I still play X-Wing with the help of DosBox, a DOS emulator. It doesn’t have the same shine it used to, but the deep gameplay is still there – something that’s hard to find in today’s world of instant saves and button-mashing combos. It holds a special place in my gamer’s heart, and without that experience 19 years ago I would be the gamer dad I am now.

Pinball FX 2 Review: Xbox Live Arcade

If you happen to be a fan of old school pinball tables you probably fell in love with Pinball FX for Xbox Live Arcade. Released back in 2007, Zen Studio’s game faithfully recreated the look and feel of those old machines, with accurate physics and cool, themed tables. This week, Pinball FX 2 was released, sporting four new tables, improved physics, “full compatibility for Pinball FX owners” and a host of improved online features. Here’s what you should know if you are considering upgrading.

The game itself is much more robust like situs judi online terbaik than its predecessor in that it keeps a track record of your performance across the entire game and compares it with that of your friends. You have a Superscore which is an indication of your overall performance and a Wizard Score that combines the superscores of your friends. The idea here is to form a team to try to beat other groups of pinball wizards. Additionally you can compete against your friends to own the high score for individual tables. You can play in tournaments, hot seat multi-player and split-screen, local multi-player when you have a friend over. The game is constantly giving you feeds with information about how you are doing and how you stack up against your friends. This gives the already addictive pinball formula another layer of competitiveness that keeps you playing.

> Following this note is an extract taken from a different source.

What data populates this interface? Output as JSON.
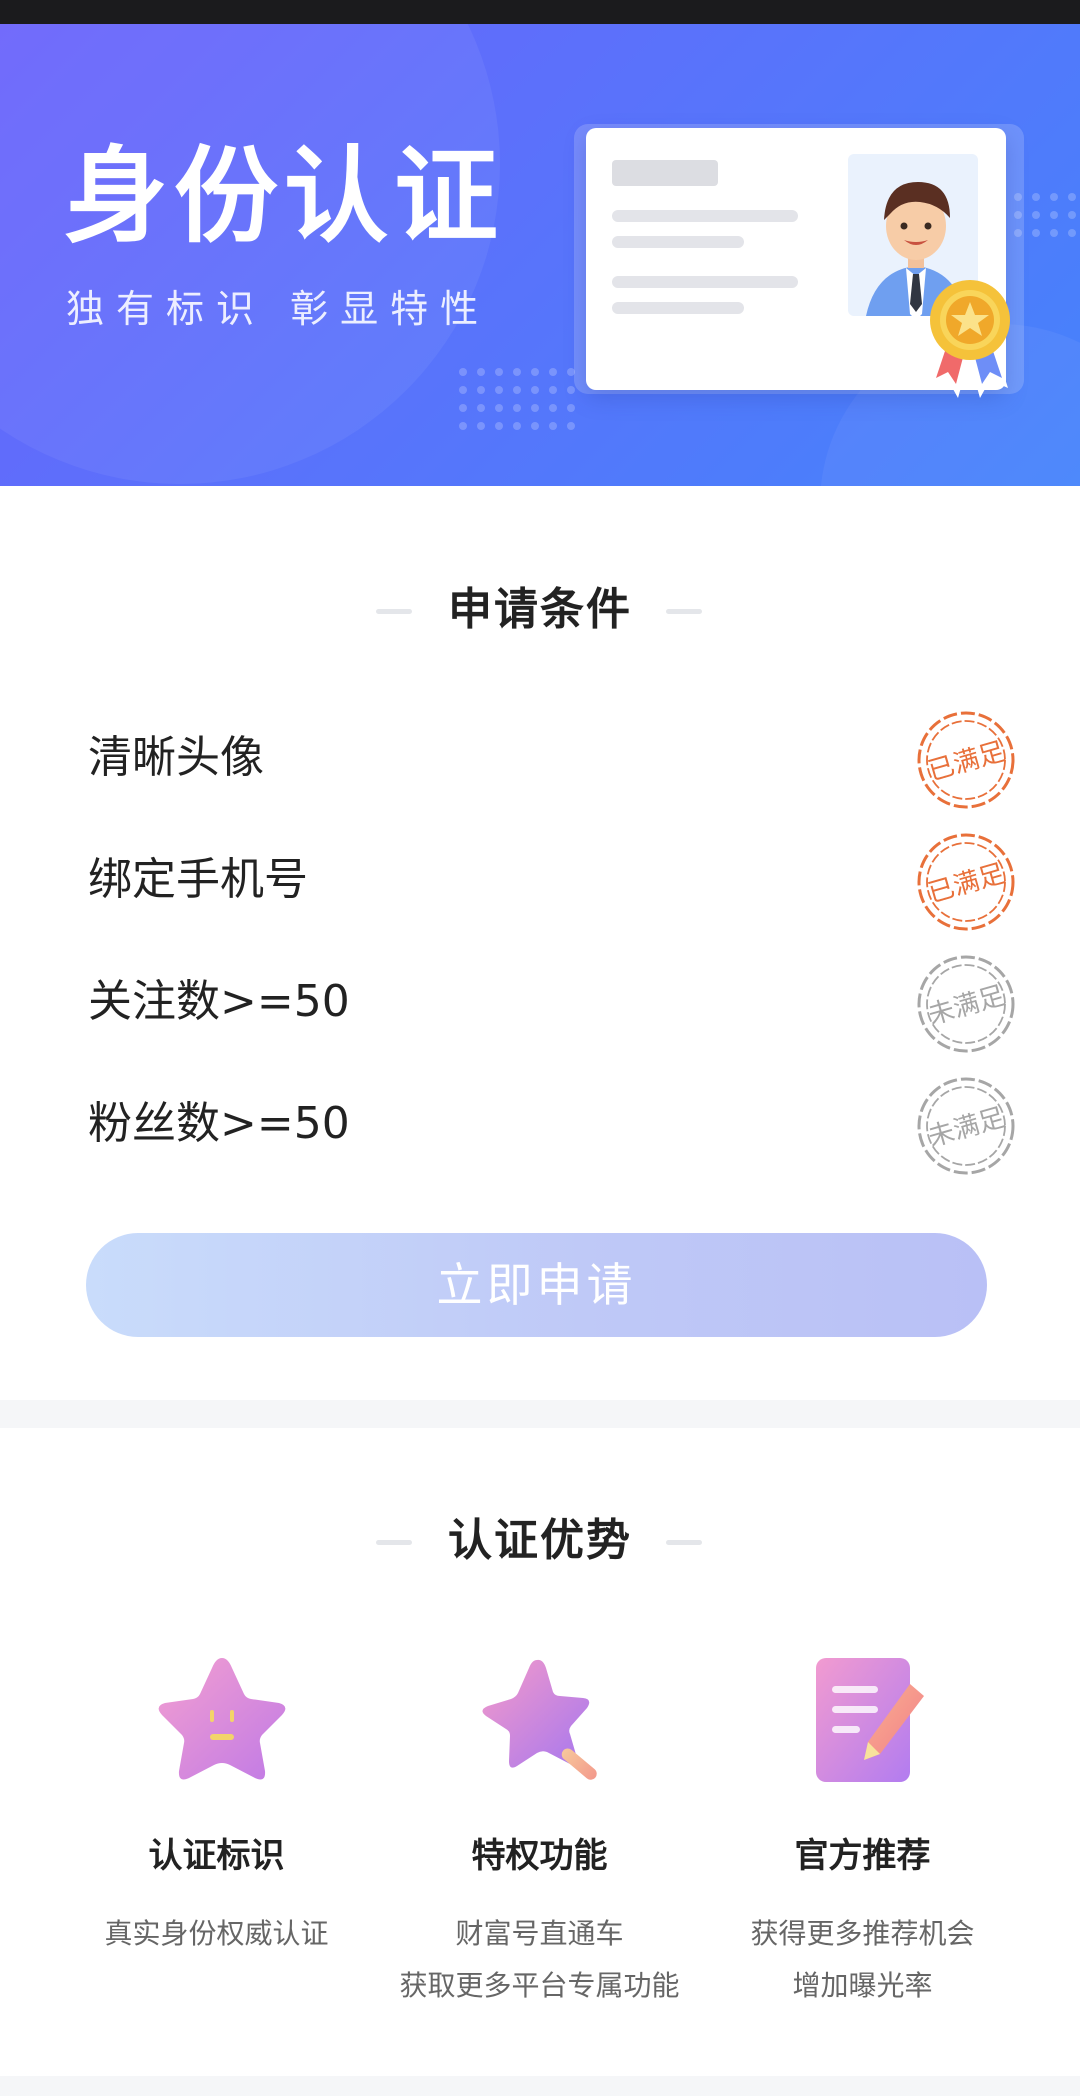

Each table has its own rule sheet with special modes, missions and goals. The tables are customizable as well, allowing for adjustments of both settings and physical elements on the table such as bumpers and targets. One really cool feature is that you can import all of your Pinball FX tables into Pinball FX 2, playing them with the updated physics engine, graphical overhaul and new achievements. This is also where the Marketplace can be a little decieving.

If you look at the Marketplace screen for Pinball FX 2 and you already own Pinball FX, it will tell you that the download for the full version of Pinball FX 2 is free. This is not entirely true. You can download the upgraded Pinball FX engine and import your old tables, but to play the four new tables you’ll still have to shell out the 800 Microsoft Points. The price is fine and this results in a free update for Pinball FX owners, it’s just a little unclear in how its presented on the Marketplace and some gamers who think they are getting a deal for having purchased the original game may be disappointed. It’s best to know this upfront.

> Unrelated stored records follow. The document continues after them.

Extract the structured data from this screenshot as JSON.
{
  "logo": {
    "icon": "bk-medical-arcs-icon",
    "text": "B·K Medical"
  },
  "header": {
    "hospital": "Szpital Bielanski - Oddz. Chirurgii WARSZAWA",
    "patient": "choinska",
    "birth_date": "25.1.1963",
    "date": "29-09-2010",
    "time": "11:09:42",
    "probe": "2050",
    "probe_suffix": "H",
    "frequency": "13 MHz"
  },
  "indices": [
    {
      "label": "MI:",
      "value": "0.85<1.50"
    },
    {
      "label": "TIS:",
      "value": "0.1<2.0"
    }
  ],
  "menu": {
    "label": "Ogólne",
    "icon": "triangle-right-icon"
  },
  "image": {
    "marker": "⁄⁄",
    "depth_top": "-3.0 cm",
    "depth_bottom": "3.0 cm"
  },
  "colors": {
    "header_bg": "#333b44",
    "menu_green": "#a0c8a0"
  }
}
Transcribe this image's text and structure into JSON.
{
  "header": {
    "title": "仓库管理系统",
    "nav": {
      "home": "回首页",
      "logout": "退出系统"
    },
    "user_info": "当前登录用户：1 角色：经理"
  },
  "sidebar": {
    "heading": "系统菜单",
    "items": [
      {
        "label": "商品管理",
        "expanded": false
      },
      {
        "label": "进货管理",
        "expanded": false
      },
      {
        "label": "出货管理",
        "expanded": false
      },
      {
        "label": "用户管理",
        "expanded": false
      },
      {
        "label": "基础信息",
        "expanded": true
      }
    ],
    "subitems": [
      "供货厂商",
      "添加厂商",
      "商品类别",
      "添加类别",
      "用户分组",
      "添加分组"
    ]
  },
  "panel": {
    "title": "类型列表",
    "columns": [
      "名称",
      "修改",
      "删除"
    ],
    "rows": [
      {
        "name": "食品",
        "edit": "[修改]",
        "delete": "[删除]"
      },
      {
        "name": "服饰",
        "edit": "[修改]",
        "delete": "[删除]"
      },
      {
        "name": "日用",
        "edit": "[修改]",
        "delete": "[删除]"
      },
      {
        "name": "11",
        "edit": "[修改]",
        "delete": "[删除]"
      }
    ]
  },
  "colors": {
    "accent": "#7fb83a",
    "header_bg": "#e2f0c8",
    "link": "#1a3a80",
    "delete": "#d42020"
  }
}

As of right now there are also a bunch of other tables you can grab for 200 points each and Zen Studios plans to release more down the road. At the game’s main menu you can easily see and select from all your tables. The tables themselves are beautifully rendered and have perfectly recreated sound effects. They really make you feel like you are back in one of the old arcades.

If you are a pinball aficionado who longs for the days when pinball tables were a thing that actually existed, you should take a look at Pinball FX 2.